There is a very interesting story behind how they first met and became friends. Sometimes miracles do happen and you are going to see later in this story a miracle did happen with Daryl and Darlene.  

It is important to know that Daryl and Darlene are not a married or common law couple. They are just two good friends who have a bit in common and they spend time together. Also they live at totally separate addresses/apartments. The reason they don’t want me to use their real names is that they’re on social assistance.

Holidays should be a time we celebrate not being alone in life. However for many living in poverty holidays can be a time of lonesomeness and social isolation.

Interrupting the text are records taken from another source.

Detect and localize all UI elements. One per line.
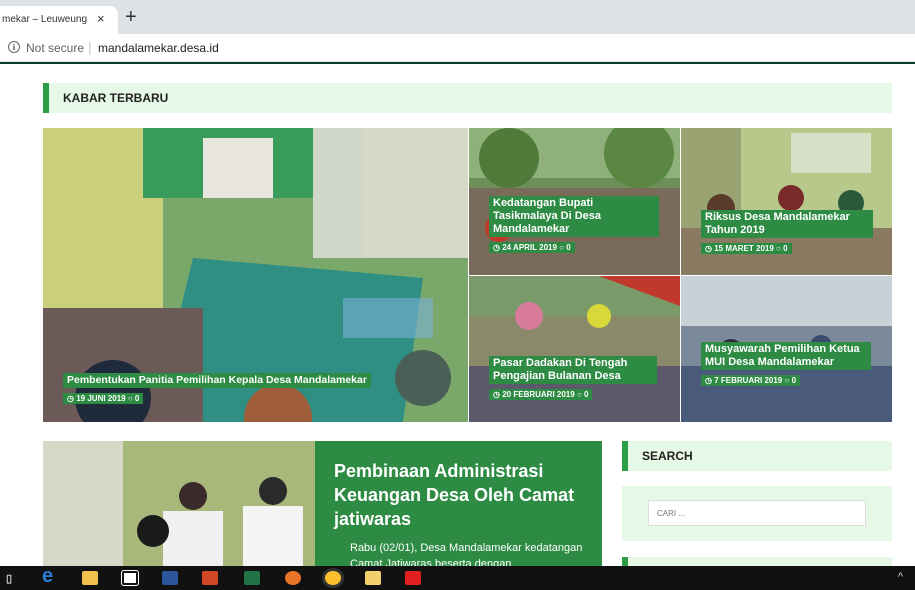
comment-count: 0 <box>134 394 140 403</box>
clock-icon: ◷ <box>493 243 500 252</box>
featured-meta: ◷ 19 JUNI 2019 ○ 0 <box>63 393 144 404</box>
comment-icon: ○ <box>784 376 790 385</box>
post-image[interactable] <box>43 441 315 566</box>
section-title: KABAR TERBARU <box>63 91 169 105</box>
url-separator: | <box>88 39 92 55</box>
post-date: 15 MARET 2019 <box>714 244 774 253</box>
featured-tile[interactable]: Pasar Dadakan Di Tengah Pengajian Bulana… <box>469 276 680 422</box>
featured-caption: Pembentukan Panitia Pemilihan Kepala Des… <box>63 370 371 406</box>
featured-caption: Kedatangan Bupati Tasikmalaya Di Desa Ma… <box>489 196 659 255</box>
tray-chevron-icon[interactable]: ^ <box>898 571 903 583</box>
tab-strip: mekar – Leuweung × + <box>0 0 915 34</box>
featured-main-tile[interactable]: Pembentukan Panitia Pemilihan Kepala Des… <box>43 128 468 422</box>
featured-caption: Musyawarah Pemilihan Ketua MUI Desa Mand… <box>701 342 871 388</box>
post-date: 24 APRIL 2019 <box>502 243 557 252</box>
clock-icon: ◷ <box>705 244 712 253</box>
powerpoint-icon[interactable] <box>202 571 218 585</box>
featured-title[interactable]: Pasar Dadakan Di Tengah Pengajian Bulana… <box>489 356 657 384</box>
taskbar: ▯ e ^ <box>0 566 915 590</box>
edge-icon[interactable]: e <box>42 566 53 586</box>
clock-icon: ◷ <box>493 390 500 399</box>
featured-meta: ◷ 7 FEBRUARI 2019 ○ 0 <box>701 375 801 386</box>
task-view-icon[interactable]: ▯ <box>6 572 12 586</box>
close-tab-icon[interactable]: × <box>97 11 105 26</box>
chrome-icon[interactable] <box>325 571 341 585</box>
comment-icon: ○ <box>127 394 133 403</box>
comment-count: 0 <box>791 376 797 385</box>
featured-caption: Riksus Desa Mandalamekar Tahun 2019 ◷ 15… <box>701 210 873 256</box>
featured-title[interactable]: Musyawarah Pemilihan Ketua MUI Desa Mand… <box>701 342 871 370</box>
address-bar[interactable]: i Not secure | mandalamekar.desa.id <box>0 34 915 62</box>
post-photo <box>43 441 315 566</box>
comment-count: 0 <box>584 390 589 399</box>
featured-title[interactable]: Pembentukan Panitia Pemilihan Kepala Des… <box>63 373 371 388</box>
post-excerpt: Rabu (02/01), Desa Mandalamekar kedatang… <box>350 542 583 566</box>
comment-count: 0 <box>566 243 571 252</box>
featured-meta: ◷ 20 FEBRUARI 2019 ○ 0 <box>489 389 593 400</box>
featured-caption: Pasar Dadakan Di Tengah Pengajian Bulana… <box>489 356 657 402</box>
store-icon[interactable] <box>121 570 139 586</box>
comment-icon: ○ <box>776 244 781 253</box>
featured-meta: ◷ 15 MARET 2019 ○ 0 <box>701 243 792 254</box>
acrobat-icon[interactable] <box>405 571 421 585</box>
featured-meta: ◷ 24 APRIL 2019 ○ 0 <box>489 242 575 253</box>
featured-title[interactable]: Kedatangan Bupati Tasikmalaya Di Desa Ma… <box>489 196 659 237</box>
search-widget-header: SEARCH <box>622 441 892 471</box>
tab-title: mekar – Leuweung <box>2 14 88 25</box>
security-label[interactable]: Not secure <box>26 41 84 55</box>
section-header: KABAR TERBARU <box>43 83 892 113</box>
url-text[interactable]: mandalamekar.desa.id <box>98 41 219 55</box>
post-title[interactable]: Pembinaan Administrasi Keuangan Desa Ole… <box>334 459 584 531</box>
new-tab-button[interactable]: + <box>125 6 137 29</box>
post-date: 7 FEBRUARI 2019 <box>714 376 783 385</box>
comment-icon: ○ <box>576 390 582 399</box>
firefox-icon[interactable] <box>285 571 301 585</box>
browser-tab[interactable]: mekar – Leuweung × <box>0 6 118 34</box>
search-widget <box>622 486 892 541</box>
clock-icon: ◷ <box>67 394 74 403</box>
featured-tile[interactable]: Riksus Desa Mandalamekar Tahun 2019 ◷ 15… <box>681 128 892 275</box>
page-top-border <box>0 62 915 64</box>
post-date: 20 FEBRUARI 2019 <box>502 390 575 399</box>
comment-count: 0 <box>783 244 788 253</box>
comment-icon: ○ <box>559 243 564 252</box>
clock-icon: ◷ <box>705 376 712 385</box>
file-explorer-icon[interactable] <box>82 571 98 585</box>
featured-tile[interactable]: Kedatangan Bupati Tasikmalaya Di Desa Ma… <box>469 128 680 275</box>
info-icon[interactable]: i <box>8 41 20 53</box>
word-icon[interactable] <box>162 571 178 585</box>
excel-icon[interactable] <box>244 571 260 585</box>
search-widget-title: SEARCH <box>642 449 693 463</box>
post-date: 19 JUNI 2019 <box>76 394 126 403</box>
search-input[interactable] <box>648 500 866 526</box>
folder-icon[interactable] <box>365 571 381 585</box>
featured-title[interactable]: Riksus Desa Mandalamekar Tahun 2019 <box>701 210 873 238</box>
post-summary: Pembinaan Administrasi Keuangan Desa Ole… <box>315 441 602 566</box>
featured-tile[interactable]: Musyawarah Pemilihan Ketua MUI Desa Mand… <box>681 276 892 422</box>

This is what I wrote last year: On poverty and the challenges of the Easter weekend.

While interviewing Darlene and Daryl, they mentioned that they saw my story, We really need a 24/7 drop in centre to tackle problems of social isolation.

In this story I talked about how people living in poverty are checking themselves into the QEII Emergency, only because they need human contact that badly.

Daryl and Darlene told me that they first met on the Easter weekend 2015, and they both were about to check themselves into the QEII emergency for needing human contact.  

Well, actually they had seen each other in the QEII emerge waiting room before that Easter weekend of 2015.  It just so happened that on the night of Good Friday 2015 they arrived outside the emerge at the exact same time, just getting ready to go in and go through the registration process.

At that point they looked at each other and said to each other, “You know what, let’s go to the nearby 24-hour Tim Hortons and have coffee to get to know each other, instead of checking ourselves in here tonight.”

Then they said to me, “Well, we have had conversations before that night and gotten to know each other a little bit.”

So instead of checking themselves that night, they went for coffee and took the opportunity to get to know each other.

When they found they each had in common feeling lonely, socially isolated,  and spending times like weekends and holidays alone by themselves, that was the starting point of them hitting off the good friendship they now have with each other.

They were telling me as part of the good friendship they have with each other, spending major holidays and a lot of weekends together as friends became part of their friendship activities they do together.   

“We are glad we we went to Tim’s that night instead of cheeking ourselves into emerge, because our good friendship would have never gotten off the ground otherwise,” they say.

Oh, and here is the part you readers are going to like the most:

They also said to me, “Kendall, since Easter weekend of 2015, we never checked ourselves in the QEII emerge once, and we consider that a bit of improvement in our lives.”

Kendall Worth is an award-winning anti-poverty activist who lives with disabilities and tries to make ends meet on income assistance.